THERE were other brave people. Michael ‘Scotty’ McInally was one of them. The Blacktown ambulance officer, originally from Dundee, Scotland, was to emerge from the wreckage more affected by the experience than many passengers.
After driving one of the first ambulances to reach the scene, McInally crawled into the fourth carriage. He found a man trapped from the waist down in the mangled metal. He wormed his way next to the injured man – and stayed there for the next ten hours, despite the painful position and the danger.
McInally took off his own safety hat and put it on the injured man’s head. He poured orange juice onto a wad of cotton wool and gently swabbed the other’s mouth. And he talked to him through the en
tire ordeal.
The hurt man was Bryan Gordon. He was in his early thirties, and talked about his wife and daughter at home in the Blue Mountains. McInally, ten years older, told him about his own two boys. As the minutes crept into hours they forged a friendship so strong that when the rescuers were ordered to leave because it was considered too dangerous, the obstinate Scotsman abused his superiors and refused to budge.
McInally wasn’t the only one to stay. Dick Lamb, Gary Raymond, Gerry Buchtmann, Bruce Gane and others promised the injured they wouldn’t leave them. If the slab fell, they were prepared to die, too.
McInally promised Gordon they’d get him out. But they both knew it wouldn’t be until everyone else had been removed, so that jacks could be used to lift one end of the slab a fraction to free his pulped abdomen and legs. He told rescuers they should concentrate on other people because he was so badly hurt.
Gordon was the last to be rescued, around 6pm. Afterwards, McInally staggered out and sat on the railway line, shaky, weak and aching. There was no one to talk to.
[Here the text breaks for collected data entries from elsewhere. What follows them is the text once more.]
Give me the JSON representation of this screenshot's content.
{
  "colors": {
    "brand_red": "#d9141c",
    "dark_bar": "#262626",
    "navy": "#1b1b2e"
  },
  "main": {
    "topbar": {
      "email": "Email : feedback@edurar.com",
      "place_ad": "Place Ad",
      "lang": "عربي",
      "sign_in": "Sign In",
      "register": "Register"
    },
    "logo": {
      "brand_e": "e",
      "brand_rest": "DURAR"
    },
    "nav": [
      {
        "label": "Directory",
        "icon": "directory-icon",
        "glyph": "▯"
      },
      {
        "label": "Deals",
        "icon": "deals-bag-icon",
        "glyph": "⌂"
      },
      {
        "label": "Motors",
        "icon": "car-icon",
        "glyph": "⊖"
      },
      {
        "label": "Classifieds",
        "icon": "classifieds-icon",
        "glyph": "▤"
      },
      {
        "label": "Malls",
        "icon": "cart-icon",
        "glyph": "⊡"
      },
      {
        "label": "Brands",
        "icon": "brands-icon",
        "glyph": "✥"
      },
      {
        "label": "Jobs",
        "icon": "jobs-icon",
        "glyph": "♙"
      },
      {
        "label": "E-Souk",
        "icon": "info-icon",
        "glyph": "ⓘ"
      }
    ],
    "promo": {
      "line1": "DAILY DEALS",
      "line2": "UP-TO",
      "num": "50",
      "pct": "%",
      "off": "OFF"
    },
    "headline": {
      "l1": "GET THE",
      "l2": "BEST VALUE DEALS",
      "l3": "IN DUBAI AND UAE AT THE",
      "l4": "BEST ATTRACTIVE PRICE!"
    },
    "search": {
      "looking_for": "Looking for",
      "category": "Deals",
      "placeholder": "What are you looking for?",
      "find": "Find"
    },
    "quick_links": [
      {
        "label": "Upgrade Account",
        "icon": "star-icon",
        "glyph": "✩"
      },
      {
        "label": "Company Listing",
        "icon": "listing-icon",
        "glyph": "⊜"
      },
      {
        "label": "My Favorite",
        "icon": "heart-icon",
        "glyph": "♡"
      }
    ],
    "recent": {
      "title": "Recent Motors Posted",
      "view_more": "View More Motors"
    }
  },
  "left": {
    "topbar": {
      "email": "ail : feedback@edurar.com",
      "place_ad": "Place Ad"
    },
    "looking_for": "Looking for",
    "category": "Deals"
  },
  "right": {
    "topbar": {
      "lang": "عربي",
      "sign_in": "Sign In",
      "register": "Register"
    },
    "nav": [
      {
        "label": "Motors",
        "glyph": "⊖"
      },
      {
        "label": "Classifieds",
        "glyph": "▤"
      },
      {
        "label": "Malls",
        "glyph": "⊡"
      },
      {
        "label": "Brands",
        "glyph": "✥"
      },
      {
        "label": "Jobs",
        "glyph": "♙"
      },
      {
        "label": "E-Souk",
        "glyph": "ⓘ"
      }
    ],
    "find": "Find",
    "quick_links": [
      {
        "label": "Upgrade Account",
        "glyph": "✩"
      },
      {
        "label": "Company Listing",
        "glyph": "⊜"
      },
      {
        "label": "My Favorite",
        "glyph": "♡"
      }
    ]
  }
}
He drove himself back to Blacktown ambulance station, signed off and went home.
‘And that’s when the trouble started,’ he was to muse, years later. ‘That’s when I started to remember things I’d seen down that hole.’
It got worse. Three days later Bryan Gordon died, and part of ‘Scotty’ McInally died with him. He’d risked his life for a stranger, become his friend, then lost him anyway. McInally was to work for another twelve years as an ambulance officer, but never really got over Gordon’s death.
Every year, on 21 January, he goes to Gordon’s grave.
SISTER Margaret Warby was scrubbed and ready for theatre at 8.30am when word of the disaster reached Parramatta Hospital. She grabbed overalls, hard hat, syringes, morphia and the emergency medical kit, then jumped into a police car.